My Secret Blog

I started a second blog, one I never put my name on. There, I never discussed my disability. Going back and reading it, it was difficult to imagine that that woman was me. I like her better than I like me. She is not sick.

It got a nice bit of traffic, for a site never promoted. I guess there are lots of desperate people searching the internet at night, searching phrases like memories I cannot live with. It was mostly about not succeeding at stopping my excessive drinking to cope with those memories I cannot live with. 

So sick of drinking. In too much pain to skip it.

So sick of drinking. In too much pain to skip it.

There were times when I woke up to my own screaming, “Nobody can live like this!” a statement about the past, not now, although the present had certainly become unlivable. You cannot hep but envy people who do not survive.

Facing the nightmares that were coming for me, well, you would be drinking, too.  A doctor once whispered to me had another patient off long-term opiates and now in endless nightmares. 

My drinking problem started slowly. Off opiates I felt so bad, it was the only thing I looked forward to doing. That post-opiate brain crash... ouch. I felt so thoroughly rotten all of the time.

My brain sure missed being snuggled in a opiate blanket of soothing numbness that made everything seem okay. My brain was super pissed that that was gone, and going haywire. Alcohol calmed it down. They do affect the brain in similar ways, marijuana also, not a drug I am interested in. Does a depressed brain really need a brain depressant? Well, yes, if it is used to being shut down by a substance.

I had been mentioning to doctors for a long time that I thought I had a drinking problem, but no one believed me. There are people who start the day with three bottles of wine. So, it sounded like I was not drinking very much, but even one drink is a lot for flimsy me to metabolize. I thought I was never hungover, but really I was drinking too frequently to notice. Whoops.

Alcohol would make me friendly with the enemy, my feelings, but then it would all sort of backfire. Hard to explain, but maybe you have experienced it. That initial relief was great, then a bit of an unpleasant journey though excruciating depression into the oblivion of I cannot remember what happened. Fantastic solution.
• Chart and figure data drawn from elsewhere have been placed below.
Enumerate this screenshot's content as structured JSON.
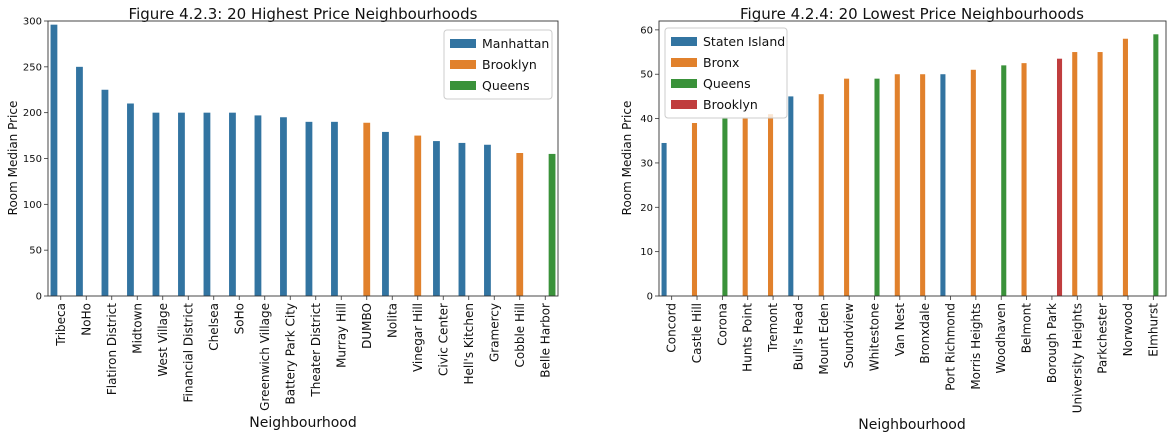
{
  "chart_data": [
    {
      "type": "bar",
      "title": "Figure 4.2.3: 20 Highest Price Neighbourhoods",
      "xlabel": "Neighbourhood",
      "ylabel": "Room Median Price",
      "ylim": [
        0,
        300
      ],
      "yticks": [
        0,
        50,
        100,
        150,
        200,
        250,
        300
      ],
      "hue_order": [
        "Manhattan",
        "Brooklyn",
        "Queens"
      ],
      "legend_position": "top-right",
      "colors": {
        "Manhattan": "#3274a1",
        "Brooklyn": "#e1812c",
        "Queens": "#3a923a"
      },
      "categories": [
        "Tribeca",
        "NoHo",
        "Flatiron District",
        "Midtown",
        "West Village",
        "Financial District",
        "Chelsea",
        "SoHo",
        "Greenwich Village",
        "Battery Park City",
        "Theater District",
        "Murray Hill",
        "DUMBO",
        "Nolita",
        "Vinegar Hill",
        "Civic Center",
        "Hell's Kitchen",
        "Gramercy",
        "Cobble Hill",
        "Belle Harbor"
      ],
      "groups": [
        "Manhattan",
        "Manhattan",
        "Manhattan",
        "Manhattan",
        "Manhattan",
        "Manhattan",
        "Manhattan",
        "Manhattan",
        "Manhattan",
        "Manhattan",
        "Manhattan",
        "Manhattan",
        "Brooklyn",
        "Manhattan",
        "Brooklyn",
        "Manhattan",
        "Manhattan",
        "Manhattan",
        "Brooklyn",
        "Queens"
      ],
      "values": [
        296,
        250,
        225,
        210,
        200,
        200,
        200,
        200,
        197,
        195,
        190,
        190,
        189,
        179,
        175,
        169,
        167,
        165,
        156,
        155
      ]
    },
    {
      "type": "bar",
      "title": "Figure 4.2.4: 20 Lowest Price Neighbourhoods",
      "xlabel": "Neighbourhood",
      "ylabel": "Room Median Price",
      "ylim": [
        0,
        62
      ],
      "yticks": [
        0,
        10,
        20,
        30,
        40,
        50,
        60
      ],
      "hue_order": [
        "Staten Island",
        "Bronx",
        "Queens",
        "Brooklyn"
      ],
      "legend_position": "top-left",
      "colors": {
        "Staten Island": "#3274a1",
        "Bronx": "#e1812c",
        "Queens": "#3a923a",
        "Brooklyn": "#c03d3e"
      },
      "categories": [
        "Concord",
        "Castle Hill",
        "Corona",
        "Hunts Point",
        "Tremont",
        "Bull's Head",
        "Mount Eden",
        "Soundview",
        "Whitestone",
        "Van Nest",
        "Bronxdale",
        "Port Richmond",
        "Morris Heights",
        "Woodhaven",
        "Belmont",
        "Borough Park",
        "University Heights",
        "Parkchester",
        "Norwood",
        "Elmhurst"
      ],
      "groups": [
        "Staten Island",
        "Bronx",
        "Queens",
        "Bronx",
        "Bronx",
        "Staten Island",
        "Bronx",
        "Bronx",
        "Queens",
        "Bronx",
        "Bronx",
        "Staten Island",
        "Bronx",
        "Queens",
        "Bronx",
        "Brooklyn",
        "Bronx",
        "Bronx",
        "Bronx",
        "Queens"
      ],
      "values": [
        34.5,
        39,
        40,
        40,
        41,
        45,
        45.5,
        49,
        49,
        50,
        50,
        50,
        51,
        52,
        52.5,
        53.5,
        55,
        55,
        58,
        59
      ]
    }
  ]
}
During my time on drugs, I had lost skills of enduring simple aggravations or annoyances, from other people boring me to my own boring inner restlessness. What can I say? I was just so used to being high. All the time.

Then there was my new problem of being completely unused to getting through the day without crushing EDS symptoms. I had spent my life trying to drag my body to the other end of the room, monitoring and limiting every action so as not to injure myself. What do I do now?   

When it got so bad, my drinking was wearing me down, yet buffering me. Was it? Seemed like it was helping. Seemed like skipping it was not an option. Solutions can become problems. It happens.

It was a long time before I noticed what I was doing. Then a time came when I was completely, utterly, totally sick of drinking, could not even stand the taste of alcohol, but could not find another way around it. That was when I started writing about it, in secret, on a blog.

I felt like talking about it. But not here or on my Facebook. Seemed unfair to dump it on people I know. Who wants to hear this stuff? It’s too ugly. Facebook is the place I made jokes about my problem drinking, ha ha ha.

I began looking forward to secret blogging while hating the drinking I was still doing. Progress.

Tony Howell (his company created the site oneEDSvoice are you on it?) gave me the greatest pep talk ever, when I cried and confessed I could not stand life sober, that I could not stand my feelings. I suspect he had noticed. “I am adding up all the hours I am spending on drinking, and this is taking up too much of my time,” I told him. His words were along the lines of you had better figure out how to stand to live sober, but said much much better than that. I will always appreciate that, Tony. 😘

I never thought I would be one of those people: those people with a drinking problem. I fully blame the long-term opiates, the mixed drink they made with my walled-off memories. 

Alcohol is small amounts is anti-inflammatory and enhances health. But excessive alcohol is so bad for the complexion. And it makes you fat. Unglamorous. Not my style. Over-drinking regularly to cope is a ritual truly lacking dignity. Haven’t I already lost enough dignity with my life of disability? 

I pulled my secret blog down when I became able to survive the night without drinking myself into oblivion.

Who was that person writing that blog? Whoever she was, she wrote over 300 posts in a very short period of time. Some of them I even wrote drunk. Drunks can make great writers: Ernest Hemingway, Stephen King.

I am wickedly pleased to have this strange, dishonest record of the peak of my tortured drinking, wanting it all to stop and every vow I made to never do it again broken. Dishonest because I never mentioned Ehlers-Danlos.

I guess you could call it a journal. But I hate to journal as much as I hate to mediate. I already feel so alone. 

My Secret Blog.

So gloriously pained and pathetic, it makes me proud. 

At the Los Angeles Beer Crawl.

At the Los Angeles Beer Crawl.

Wouldn’t you like to read what I wrote.